1. A real-time radiotherapy body displacement detection method is characterized in that: the method is that the detector module (1) is used for continuously scanning the radiotherapy body position data of the body of a patient and transmitting the scanning data to the data processing module (2); the data processing module (2) receives the scanning data of the detector module (1), establishes a patient coordinate system, reconstructs an image of the patient body and compares the change of the position information of the patient body, and transmits the position comparison information of the patient body to the control module (3); the control module (3) carries out super-threshold alarm on the radiotherapy position of the patient and/or suspension of the action of the radiotherapy equipment (4) according to the user requirements.

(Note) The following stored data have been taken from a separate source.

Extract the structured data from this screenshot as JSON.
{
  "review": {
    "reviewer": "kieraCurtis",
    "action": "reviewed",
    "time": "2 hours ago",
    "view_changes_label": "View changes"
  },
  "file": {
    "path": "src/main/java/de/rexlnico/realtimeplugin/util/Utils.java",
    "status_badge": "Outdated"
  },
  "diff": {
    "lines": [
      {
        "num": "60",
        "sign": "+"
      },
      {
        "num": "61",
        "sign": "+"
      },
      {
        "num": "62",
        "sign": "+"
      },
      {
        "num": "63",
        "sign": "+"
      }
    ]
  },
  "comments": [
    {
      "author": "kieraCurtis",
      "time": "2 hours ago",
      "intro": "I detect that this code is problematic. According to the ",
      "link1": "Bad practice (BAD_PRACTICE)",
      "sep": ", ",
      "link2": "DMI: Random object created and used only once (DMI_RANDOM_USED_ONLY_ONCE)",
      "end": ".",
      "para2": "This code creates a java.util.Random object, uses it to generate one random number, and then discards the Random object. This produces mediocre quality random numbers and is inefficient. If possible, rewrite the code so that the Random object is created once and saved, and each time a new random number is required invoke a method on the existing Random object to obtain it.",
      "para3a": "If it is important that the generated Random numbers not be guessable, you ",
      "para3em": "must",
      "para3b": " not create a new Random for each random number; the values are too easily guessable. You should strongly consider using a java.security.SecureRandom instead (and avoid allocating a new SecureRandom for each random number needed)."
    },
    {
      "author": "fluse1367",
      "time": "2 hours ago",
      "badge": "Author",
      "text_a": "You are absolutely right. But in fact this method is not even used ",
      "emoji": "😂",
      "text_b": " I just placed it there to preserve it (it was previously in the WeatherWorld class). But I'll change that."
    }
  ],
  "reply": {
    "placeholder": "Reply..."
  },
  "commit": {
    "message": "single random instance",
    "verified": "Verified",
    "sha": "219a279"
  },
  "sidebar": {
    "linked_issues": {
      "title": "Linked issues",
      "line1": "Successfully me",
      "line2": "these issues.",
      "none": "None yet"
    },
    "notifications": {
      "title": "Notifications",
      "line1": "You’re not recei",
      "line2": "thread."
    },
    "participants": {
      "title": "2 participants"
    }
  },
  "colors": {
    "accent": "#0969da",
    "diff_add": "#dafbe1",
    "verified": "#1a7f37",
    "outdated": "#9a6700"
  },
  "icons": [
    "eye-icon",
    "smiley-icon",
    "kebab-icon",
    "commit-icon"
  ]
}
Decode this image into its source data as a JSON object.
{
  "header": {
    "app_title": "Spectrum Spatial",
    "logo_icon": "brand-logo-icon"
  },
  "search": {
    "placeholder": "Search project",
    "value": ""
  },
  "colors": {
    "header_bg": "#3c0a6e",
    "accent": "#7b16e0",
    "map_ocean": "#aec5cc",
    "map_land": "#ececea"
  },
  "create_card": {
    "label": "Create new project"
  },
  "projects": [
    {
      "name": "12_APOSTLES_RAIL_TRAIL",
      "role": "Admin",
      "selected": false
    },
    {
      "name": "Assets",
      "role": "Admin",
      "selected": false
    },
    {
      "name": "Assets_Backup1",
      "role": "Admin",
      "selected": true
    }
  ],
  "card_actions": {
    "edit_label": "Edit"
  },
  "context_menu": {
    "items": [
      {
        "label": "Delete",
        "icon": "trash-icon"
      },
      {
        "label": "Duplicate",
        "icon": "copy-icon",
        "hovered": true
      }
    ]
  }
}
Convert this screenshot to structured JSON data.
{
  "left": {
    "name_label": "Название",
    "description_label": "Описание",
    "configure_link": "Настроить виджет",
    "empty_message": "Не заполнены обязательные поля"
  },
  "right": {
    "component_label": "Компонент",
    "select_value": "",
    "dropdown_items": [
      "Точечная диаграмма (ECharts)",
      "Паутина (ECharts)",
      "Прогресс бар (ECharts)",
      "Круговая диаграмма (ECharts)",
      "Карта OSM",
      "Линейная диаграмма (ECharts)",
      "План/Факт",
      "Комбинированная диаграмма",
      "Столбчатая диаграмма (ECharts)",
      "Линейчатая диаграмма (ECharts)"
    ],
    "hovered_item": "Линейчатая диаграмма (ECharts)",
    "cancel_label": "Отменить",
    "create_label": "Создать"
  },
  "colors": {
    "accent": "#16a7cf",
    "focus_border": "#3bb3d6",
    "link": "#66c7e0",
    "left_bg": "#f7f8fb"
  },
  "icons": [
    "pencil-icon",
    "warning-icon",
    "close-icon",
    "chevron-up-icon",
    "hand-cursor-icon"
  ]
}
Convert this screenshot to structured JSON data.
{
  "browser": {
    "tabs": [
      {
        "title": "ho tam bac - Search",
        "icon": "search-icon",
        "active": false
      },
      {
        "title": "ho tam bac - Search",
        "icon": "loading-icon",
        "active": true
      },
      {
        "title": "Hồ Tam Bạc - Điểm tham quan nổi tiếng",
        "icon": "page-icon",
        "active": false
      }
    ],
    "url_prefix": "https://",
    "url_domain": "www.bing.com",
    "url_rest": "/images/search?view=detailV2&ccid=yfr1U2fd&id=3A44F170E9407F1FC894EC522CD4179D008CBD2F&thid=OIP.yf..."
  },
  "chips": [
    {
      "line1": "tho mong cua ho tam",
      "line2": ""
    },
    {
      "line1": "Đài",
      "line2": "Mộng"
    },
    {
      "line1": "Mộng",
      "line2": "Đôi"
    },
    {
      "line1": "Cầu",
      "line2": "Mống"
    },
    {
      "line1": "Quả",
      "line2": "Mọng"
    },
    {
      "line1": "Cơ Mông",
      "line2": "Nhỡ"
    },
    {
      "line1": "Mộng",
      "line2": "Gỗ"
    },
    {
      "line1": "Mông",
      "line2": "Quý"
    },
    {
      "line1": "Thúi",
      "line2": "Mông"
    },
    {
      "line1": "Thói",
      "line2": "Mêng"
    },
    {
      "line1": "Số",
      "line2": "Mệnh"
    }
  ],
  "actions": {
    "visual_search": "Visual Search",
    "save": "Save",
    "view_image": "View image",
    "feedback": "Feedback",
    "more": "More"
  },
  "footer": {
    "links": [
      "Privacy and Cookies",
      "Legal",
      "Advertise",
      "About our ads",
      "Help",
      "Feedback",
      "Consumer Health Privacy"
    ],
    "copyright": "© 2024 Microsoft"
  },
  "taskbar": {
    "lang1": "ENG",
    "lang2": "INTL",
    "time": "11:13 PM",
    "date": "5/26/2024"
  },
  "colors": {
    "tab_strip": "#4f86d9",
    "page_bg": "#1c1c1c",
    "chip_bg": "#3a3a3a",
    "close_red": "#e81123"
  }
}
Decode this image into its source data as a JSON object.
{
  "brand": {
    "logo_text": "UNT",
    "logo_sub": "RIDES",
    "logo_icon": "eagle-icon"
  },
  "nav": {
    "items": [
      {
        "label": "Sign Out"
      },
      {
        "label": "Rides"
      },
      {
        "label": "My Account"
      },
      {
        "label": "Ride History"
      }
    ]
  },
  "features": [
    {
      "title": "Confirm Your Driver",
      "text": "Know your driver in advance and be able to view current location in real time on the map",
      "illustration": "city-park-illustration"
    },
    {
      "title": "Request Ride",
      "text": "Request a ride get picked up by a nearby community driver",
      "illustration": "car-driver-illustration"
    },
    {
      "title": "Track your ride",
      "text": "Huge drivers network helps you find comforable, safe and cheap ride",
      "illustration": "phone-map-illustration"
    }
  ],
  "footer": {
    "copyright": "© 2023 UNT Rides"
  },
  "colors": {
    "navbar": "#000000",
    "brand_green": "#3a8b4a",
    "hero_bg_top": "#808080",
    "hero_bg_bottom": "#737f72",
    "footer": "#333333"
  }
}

2. A real-time radiotherapy body movement detection apparatus employing the method of claim 1, wherein: the device comprises a detector module (1), a data processing module (2) and a control module (3); the detector module (1) consists of 4D millimeter wave radars (11); the 4D millimeter wave radar (11) is connected with the data processing module (2), the data processing module (2) is connected with the control unit (3), and the control unit (3) is respectively connected with the alarm (5) and the radiotherapy equipment (4).

3. A real-time radiotherapy body displacement detection apparatus according to claim 2, wherein: the 4D millimeter wave radars (11) are respectively arranged at the front, the back, the left and the right sides of a ceiling (14) above an image positioning central point or a treatment central point (13) of the radiotherapy equipment (4) through connecting fixing pieces (12).